Time taken for tests: 47.876 seconds
Connection Times (ms)

min mean [+/-sd] median max
Connect: 0 18 12.3 16 111
Processing: 4 35 20.3 30 159
Waiting: 0 19 13.9 16 142
Total: 9 53 27.1 47 224

So we can see that the cpu load does have an impact but the service keeps being operational.

Stop service experiment

Next Let’s try an experiment that stop the apache process completely

blade create process stop –process-cmd apache2 –timeout 60 –uid stopp1
or in puppet code

chaosexperiment_process { ‘stopp1’:
ensure    => ‘present’,
type         => ‘process_stop’,
process_cmd => ‘apache2’,
timeout   => 60,
}

This experiment makes it so that the apache process is virtually stopped for 60 seconds. Even when running additional puppet runs, the service state is not corrected. After the timeout the process resumes as normal. And we return to the steady state where the endpoint is available.

Results

So what can we learn from these two experiments? Firstly we can determine from the cpu experiment that when load gets too high this will impact the speed of our requests but necessarily bring down the whole system. The next step would be thinking about how we can react to unexpected loads to make a more durable environment. And we can again test the system using benchmarking and chaos testing. We could for instance add a load balancer, launch additional containers, …
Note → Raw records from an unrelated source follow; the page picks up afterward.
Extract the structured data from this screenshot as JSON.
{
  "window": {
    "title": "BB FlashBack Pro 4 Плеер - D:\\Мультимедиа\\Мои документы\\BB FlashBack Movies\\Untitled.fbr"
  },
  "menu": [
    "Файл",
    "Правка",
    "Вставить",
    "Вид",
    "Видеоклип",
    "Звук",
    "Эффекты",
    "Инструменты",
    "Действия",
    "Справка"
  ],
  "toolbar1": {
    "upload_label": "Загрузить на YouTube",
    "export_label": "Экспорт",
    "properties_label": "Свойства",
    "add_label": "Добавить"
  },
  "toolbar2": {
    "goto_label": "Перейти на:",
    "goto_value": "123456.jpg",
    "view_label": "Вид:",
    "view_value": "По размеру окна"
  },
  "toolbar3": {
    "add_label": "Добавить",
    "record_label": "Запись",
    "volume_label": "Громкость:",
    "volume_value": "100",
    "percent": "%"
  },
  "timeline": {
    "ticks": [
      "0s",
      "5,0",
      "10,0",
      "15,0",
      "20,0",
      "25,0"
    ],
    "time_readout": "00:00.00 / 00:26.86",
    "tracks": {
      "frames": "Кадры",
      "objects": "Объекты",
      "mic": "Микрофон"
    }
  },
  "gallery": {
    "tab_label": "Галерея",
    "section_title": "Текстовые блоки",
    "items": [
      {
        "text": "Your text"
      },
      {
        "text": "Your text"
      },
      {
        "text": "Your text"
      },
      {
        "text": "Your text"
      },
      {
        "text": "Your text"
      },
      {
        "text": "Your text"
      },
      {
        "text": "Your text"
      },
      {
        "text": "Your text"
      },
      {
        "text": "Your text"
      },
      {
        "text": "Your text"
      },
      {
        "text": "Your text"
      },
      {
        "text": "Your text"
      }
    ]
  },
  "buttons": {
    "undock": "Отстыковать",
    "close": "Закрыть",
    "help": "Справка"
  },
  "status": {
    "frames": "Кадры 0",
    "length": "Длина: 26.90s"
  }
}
From the process interruption we can see that if the system freezes our site is totally unavailable. Again we’ll have to think about how we could enhance the environment to react to this. We could add monitoring that may start or restart services, restart systems, …

Afterthoughts

So we did some minor experiments and did just one at a time. But you can launch multiple experiments at once and stress the system. For example we could simulate someone tampering with files and see if puppet fixes it, restarts services etc… We also learned more of the steady state and how running these experiments can help us think about expanding the steady state. We noticed that puppet does not react well to stopped services. So a thought would be to add a custom resource that also tests endpoints and we could let puppet react to it. This could make Puppet solve a lot of problems in your environment leaving you more time for testing and leaving you with a more robust system. We could also determine additional services that are missing in our puppet code. Expanding our knowing of our steady state.